XIAN, China — The eerie pencil outline of Cheng Ying, done by her father one night last summer before she went to sleep, remains on the wall above the bed.
Her parents haven't seen the 6-year-old since they sent her off to school dressed in a black-and-white-checked coat two months ago. The school was no help in finding her, they say. The police weren't either, even refusing to fill out a missing person's report.
As winter approached, the horrific realization sunk in: Their daughter, the child they had sacrificed everything for, had probably joined the thousands of children snatched from their parents each year in China in a burgeoning child-theft racket.
"You can see why someone would want to abduct her. She's so pretty," said her father, Cheng Zhu. "I just hope, wherever she is, they're taking care of her."

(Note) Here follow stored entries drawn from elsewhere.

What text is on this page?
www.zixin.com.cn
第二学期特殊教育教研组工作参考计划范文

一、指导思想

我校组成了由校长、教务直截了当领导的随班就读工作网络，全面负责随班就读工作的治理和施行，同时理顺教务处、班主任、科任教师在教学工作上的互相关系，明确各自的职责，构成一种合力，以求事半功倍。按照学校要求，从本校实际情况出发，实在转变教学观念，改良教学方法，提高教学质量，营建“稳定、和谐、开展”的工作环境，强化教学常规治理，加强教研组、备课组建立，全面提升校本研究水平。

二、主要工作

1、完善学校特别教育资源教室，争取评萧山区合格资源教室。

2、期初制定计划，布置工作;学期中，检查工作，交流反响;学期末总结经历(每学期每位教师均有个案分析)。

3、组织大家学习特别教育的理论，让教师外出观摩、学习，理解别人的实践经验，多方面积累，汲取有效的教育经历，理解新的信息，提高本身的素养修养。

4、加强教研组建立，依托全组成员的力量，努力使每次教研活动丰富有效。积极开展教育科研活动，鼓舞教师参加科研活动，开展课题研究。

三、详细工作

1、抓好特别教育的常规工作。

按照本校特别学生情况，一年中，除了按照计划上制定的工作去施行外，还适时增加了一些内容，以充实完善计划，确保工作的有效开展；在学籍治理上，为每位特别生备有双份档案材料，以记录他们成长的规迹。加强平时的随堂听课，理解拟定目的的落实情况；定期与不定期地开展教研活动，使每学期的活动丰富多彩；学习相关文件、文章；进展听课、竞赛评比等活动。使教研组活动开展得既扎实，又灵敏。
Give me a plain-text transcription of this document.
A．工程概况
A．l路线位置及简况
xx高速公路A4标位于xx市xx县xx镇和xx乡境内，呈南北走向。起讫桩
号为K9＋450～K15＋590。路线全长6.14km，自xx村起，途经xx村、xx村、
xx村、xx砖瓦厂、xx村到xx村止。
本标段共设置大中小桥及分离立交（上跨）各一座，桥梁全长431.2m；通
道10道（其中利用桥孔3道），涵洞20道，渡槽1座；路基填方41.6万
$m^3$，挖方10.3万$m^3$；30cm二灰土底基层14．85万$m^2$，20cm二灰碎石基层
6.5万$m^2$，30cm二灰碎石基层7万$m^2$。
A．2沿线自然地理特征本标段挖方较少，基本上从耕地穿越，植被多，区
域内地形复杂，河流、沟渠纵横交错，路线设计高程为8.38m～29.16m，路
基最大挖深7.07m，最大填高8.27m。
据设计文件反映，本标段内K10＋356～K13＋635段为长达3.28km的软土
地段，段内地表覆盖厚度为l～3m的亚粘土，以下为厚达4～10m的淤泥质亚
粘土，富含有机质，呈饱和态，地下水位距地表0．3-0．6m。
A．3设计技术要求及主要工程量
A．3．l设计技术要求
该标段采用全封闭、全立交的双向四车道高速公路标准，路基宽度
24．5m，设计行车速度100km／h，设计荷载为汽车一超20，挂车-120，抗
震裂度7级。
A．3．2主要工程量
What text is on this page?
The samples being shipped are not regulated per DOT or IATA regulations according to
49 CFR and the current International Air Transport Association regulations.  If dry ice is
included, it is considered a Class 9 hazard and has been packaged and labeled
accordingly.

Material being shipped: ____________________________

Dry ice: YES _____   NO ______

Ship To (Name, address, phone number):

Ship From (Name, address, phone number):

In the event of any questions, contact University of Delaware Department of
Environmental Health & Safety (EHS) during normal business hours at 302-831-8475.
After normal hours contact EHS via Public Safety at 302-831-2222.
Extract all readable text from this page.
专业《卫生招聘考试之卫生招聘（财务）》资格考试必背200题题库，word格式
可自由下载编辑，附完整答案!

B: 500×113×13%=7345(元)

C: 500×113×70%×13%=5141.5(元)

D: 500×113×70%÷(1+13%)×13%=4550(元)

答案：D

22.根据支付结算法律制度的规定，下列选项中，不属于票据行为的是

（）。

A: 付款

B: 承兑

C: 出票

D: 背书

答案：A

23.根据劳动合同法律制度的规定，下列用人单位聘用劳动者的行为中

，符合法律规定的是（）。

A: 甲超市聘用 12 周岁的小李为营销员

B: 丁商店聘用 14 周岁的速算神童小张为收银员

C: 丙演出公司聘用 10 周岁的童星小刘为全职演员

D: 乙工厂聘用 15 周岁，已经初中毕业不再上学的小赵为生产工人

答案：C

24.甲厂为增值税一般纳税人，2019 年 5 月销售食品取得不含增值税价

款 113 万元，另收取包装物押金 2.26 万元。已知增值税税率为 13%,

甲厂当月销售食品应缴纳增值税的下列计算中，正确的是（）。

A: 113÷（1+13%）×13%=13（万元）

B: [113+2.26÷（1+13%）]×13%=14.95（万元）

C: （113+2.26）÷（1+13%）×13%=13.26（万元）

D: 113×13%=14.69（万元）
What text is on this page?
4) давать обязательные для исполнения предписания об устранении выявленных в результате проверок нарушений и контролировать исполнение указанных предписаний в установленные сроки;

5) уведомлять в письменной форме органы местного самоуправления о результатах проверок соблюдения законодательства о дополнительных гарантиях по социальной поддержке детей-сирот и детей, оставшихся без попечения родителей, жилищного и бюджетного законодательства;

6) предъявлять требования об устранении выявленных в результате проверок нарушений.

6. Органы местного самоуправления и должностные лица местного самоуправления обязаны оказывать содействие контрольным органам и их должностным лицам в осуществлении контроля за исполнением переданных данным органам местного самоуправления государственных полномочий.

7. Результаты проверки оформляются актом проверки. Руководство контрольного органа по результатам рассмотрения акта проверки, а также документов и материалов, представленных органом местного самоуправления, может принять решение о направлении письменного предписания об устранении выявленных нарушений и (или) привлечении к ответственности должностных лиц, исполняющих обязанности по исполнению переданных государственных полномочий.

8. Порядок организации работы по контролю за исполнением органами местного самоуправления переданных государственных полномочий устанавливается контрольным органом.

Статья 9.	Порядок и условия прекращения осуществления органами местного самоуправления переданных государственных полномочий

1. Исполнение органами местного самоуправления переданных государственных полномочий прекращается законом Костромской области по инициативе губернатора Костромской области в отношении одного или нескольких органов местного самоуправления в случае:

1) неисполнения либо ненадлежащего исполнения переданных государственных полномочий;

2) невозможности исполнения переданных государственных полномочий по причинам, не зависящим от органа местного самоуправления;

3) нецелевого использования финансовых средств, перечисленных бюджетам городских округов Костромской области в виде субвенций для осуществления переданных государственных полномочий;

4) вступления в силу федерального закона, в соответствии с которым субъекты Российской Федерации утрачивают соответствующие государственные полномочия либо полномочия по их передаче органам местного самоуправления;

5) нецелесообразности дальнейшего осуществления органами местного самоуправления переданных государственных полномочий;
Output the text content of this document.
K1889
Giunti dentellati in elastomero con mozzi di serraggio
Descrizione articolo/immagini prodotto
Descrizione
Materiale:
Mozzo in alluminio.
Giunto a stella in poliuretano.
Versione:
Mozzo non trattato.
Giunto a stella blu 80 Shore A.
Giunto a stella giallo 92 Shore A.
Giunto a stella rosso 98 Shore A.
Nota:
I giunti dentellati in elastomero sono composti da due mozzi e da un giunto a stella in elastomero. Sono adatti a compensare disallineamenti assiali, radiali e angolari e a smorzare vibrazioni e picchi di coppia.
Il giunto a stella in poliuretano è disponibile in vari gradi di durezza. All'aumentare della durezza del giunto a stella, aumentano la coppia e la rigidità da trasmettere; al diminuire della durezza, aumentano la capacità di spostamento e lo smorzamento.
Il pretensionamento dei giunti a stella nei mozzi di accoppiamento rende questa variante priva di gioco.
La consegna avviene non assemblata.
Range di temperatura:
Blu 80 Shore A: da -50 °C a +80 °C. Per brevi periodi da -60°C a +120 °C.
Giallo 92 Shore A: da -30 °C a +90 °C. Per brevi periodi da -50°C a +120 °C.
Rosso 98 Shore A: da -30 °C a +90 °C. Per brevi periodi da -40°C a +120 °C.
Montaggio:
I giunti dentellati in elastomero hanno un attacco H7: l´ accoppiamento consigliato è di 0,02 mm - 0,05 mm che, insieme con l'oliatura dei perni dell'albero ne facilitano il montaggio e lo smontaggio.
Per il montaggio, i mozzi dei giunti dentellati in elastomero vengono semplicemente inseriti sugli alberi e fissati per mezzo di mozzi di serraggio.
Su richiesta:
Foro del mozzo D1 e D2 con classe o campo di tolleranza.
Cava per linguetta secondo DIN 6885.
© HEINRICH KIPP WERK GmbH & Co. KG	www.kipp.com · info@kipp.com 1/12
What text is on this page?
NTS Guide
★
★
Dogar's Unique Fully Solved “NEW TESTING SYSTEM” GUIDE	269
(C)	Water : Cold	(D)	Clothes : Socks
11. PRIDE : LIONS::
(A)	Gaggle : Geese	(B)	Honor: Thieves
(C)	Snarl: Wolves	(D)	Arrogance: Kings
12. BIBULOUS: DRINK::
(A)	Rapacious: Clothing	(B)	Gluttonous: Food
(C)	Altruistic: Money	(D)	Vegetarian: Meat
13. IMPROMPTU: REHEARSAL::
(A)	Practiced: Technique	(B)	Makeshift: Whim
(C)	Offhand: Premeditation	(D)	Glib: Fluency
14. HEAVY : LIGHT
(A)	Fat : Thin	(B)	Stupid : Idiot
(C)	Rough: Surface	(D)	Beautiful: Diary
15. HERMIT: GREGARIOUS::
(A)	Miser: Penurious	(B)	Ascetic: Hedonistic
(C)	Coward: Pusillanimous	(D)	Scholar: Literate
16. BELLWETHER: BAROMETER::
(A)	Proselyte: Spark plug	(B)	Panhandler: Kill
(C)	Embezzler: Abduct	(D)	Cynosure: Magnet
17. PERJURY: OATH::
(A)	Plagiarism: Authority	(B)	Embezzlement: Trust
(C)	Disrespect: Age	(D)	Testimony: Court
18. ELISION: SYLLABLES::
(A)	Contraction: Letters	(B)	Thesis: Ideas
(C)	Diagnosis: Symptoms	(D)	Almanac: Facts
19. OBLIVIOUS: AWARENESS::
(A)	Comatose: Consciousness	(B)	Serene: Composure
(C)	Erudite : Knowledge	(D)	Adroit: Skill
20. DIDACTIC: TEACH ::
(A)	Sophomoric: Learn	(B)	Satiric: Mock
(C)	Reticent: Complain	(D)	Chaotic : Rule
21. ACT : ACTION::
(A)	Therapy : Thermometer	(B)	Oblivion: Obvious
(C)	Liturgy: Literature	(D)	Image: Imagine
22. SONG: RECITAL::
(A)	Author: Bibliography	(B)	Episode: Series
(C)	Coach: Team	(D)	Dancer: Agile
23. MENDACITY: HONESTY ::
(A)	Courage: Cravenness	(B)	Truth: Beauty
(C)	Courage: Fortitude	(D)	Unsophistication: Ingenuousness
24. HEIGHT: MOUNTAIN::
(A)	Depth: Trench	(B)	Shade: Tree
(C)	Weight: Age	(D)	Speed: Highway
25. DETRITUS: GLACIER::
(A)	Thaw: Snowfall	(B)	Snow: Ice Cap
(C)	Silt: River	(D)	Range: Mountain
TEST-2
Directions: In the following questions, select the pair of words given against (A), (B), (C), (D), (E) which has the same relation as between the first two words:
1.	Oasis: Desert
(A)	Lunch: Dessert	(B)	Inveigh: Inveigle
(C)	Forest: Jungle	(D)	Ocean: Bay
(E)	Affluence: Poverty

Some of the stolen children are babes in arms. In July, 52 ring members were convicted in the southern region of Guangxi after 28 baby girls, none older than 3 months, were found drugged and bound in nylon duffel bags on a long-distance bus. One died; the rest were taken to an orphanage.
The reasons for the terrible growth industry in child trafficking are as varied as they are disturbing. In a country that earns millions of dollars a year from foreign adoptions, some children end up abroad. Others remain in the country, especially in rural China, where having a son is still seen as a must for inheritance, carrying on the family line and tending relatives' graves. But girls are also in demand in areas where men significantly outnumber women, as wives, caregivers for older relatives and for families that already have boys.
In the worst cases, activists and nongovernmental groups say, some are forced to work as prostitutes, maids or in begging rings.
China often balks at releasing embarrassing statistics, including the number of its youngest citizens abducted in front of schools, on streets and in busy markets. But experts say the problem is growing despite repeated efforts by the government to crack down on traffickers. China has disclosed that it rescued 3,488 abducted children in 2004, according to the official New China News Agency. Experts say those children are only a fraction of those lost. As the Cheng case suggests, many are not even recorded.
The government has another incentive to downplay the problem: lucrative overseas adoptions. The United States and other Western countries refuse to allow adoptions involving baby-selling.